C’est le même refrain partout.
« Si je paye cette facture, je ne paye pas mes salariés, mes fournisseurs et le reste de mes charges. » Lundi, un boulanger de Picardie bloquait un rond-point, en distribuant des viennoiseries aux automobilistes, accompagné de gilets jaunes : sa facture d’électricité est passée de 1800 euros avant la crise à plus de 12 000 euros. Le même récit pour Damien, boulanger en Seine-et-Marne, qui a reçu sa nouvelle grille tarifaire d’EDF : de 8 600 euros en 2022, il passera à 29 000euros pour 2023 : « Dans le monde artisan, on sait qu’il y a toujours des galères, mais là on est impuissant. On nous achève ».

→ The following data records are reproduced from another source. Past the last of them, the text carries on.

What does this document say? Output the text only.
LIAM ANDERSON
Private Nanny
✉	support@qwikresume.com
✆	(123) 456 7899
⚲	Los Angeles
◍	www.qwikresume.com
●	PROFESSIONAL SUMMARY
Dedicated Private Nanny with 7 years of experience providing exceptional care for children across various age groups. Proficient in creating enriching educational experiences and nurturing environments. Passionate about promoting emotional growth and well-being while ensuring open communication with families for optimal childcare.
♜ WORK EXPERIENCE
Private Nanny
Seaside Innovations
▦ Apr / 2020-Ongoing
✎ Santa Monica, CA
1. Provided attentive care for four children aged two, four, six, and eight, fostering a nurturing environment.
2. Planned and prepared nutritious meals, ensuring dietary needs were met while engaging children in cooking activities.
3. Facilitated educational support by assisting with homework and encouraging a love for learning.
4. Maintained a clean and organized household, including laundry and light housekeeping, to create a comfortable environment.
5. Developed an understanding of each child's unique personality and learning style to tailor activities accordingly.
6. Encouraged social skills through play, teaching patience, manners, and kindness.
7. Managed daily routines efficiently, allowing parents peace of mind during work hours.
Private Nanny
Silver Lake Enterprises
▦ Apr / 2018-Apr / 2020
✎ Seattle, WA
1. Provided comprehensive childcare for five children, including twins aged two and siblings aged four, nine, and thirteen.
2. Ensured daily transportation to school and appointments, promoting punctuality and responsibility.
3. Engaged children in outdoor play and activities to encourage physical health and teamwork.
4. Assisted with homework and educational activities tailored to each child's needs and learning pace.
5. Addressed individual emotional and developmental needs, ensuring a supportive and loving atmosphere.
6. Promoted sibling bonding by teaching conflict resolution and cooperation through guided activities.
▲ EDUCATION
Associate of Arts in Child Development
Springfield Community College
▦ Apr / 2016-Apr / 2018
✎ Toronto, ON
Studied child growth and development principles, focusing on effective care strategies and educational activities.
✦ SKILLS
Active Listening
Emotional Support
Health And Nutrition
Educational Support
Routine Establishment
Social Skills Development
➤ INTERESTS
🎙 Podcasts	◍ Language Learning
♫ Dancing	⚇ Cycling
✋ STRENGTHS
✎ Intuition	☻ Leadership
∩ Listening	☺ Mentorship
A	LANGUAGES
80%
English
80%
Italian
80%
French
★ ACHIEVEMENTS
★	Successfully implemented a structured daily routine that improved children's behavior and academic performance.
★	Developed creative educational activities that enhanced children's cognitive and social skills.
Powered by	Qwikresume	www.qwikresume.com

Il y a quelques semaines, déjà, j’étais allé à la rencontre de la manif des artisans-bouchers, à côté de l’Assemblée. « Engie est venu me voir, un jour, pour me prévenir : « Attention, votre tarif va être multiplié par deux. » J’ai perdu le peu de cheveux qu’il me restait. Comment je vais faire pour mes fours, mes frigos ? » Pour son voisin, près de Moulin : « J’ignore le prix que je vais payer au 1er janvier, si ça sera doublé ou triplé. J’essaie d’appeler EDF, mais ils sont saturés. Ça ne répond plus là-dedans. » Mais le record revient à un Parisien : « Total Energies a carrément décuplé ses prix ! Par dix ! Je suis passé de 400 € par mois à 4 000 €… Il m’a fallu mener tout un combat, avec un avocat, pour changer de fournisseur. » Je cause avec eux : « Mais finalement, vous voulez quoi ? Des aides ?
– Non, franchement, on ne veut pas vivre des aides, ou alors juste en urgence. Mais il nous faut de la stabilité, les factures ne peuvent pas faire des bonds comme ça…
– Donc, le bon vieux tarif réglementé ? EDF nationalisé ?
– Eh bien oui, ça a marché comme ça pendant des décennies… »
J’en profite pour les taquiner : « Vous êtes de gauche, sauf que vous ne le savez pas ! Ça ne vous arrange pas, au fond, la concurrence à tout-va ! »
Sur l’énergie, sur l’électricité, nous pouvons avoir un front large, uni, aujourd’hui dans notre pays.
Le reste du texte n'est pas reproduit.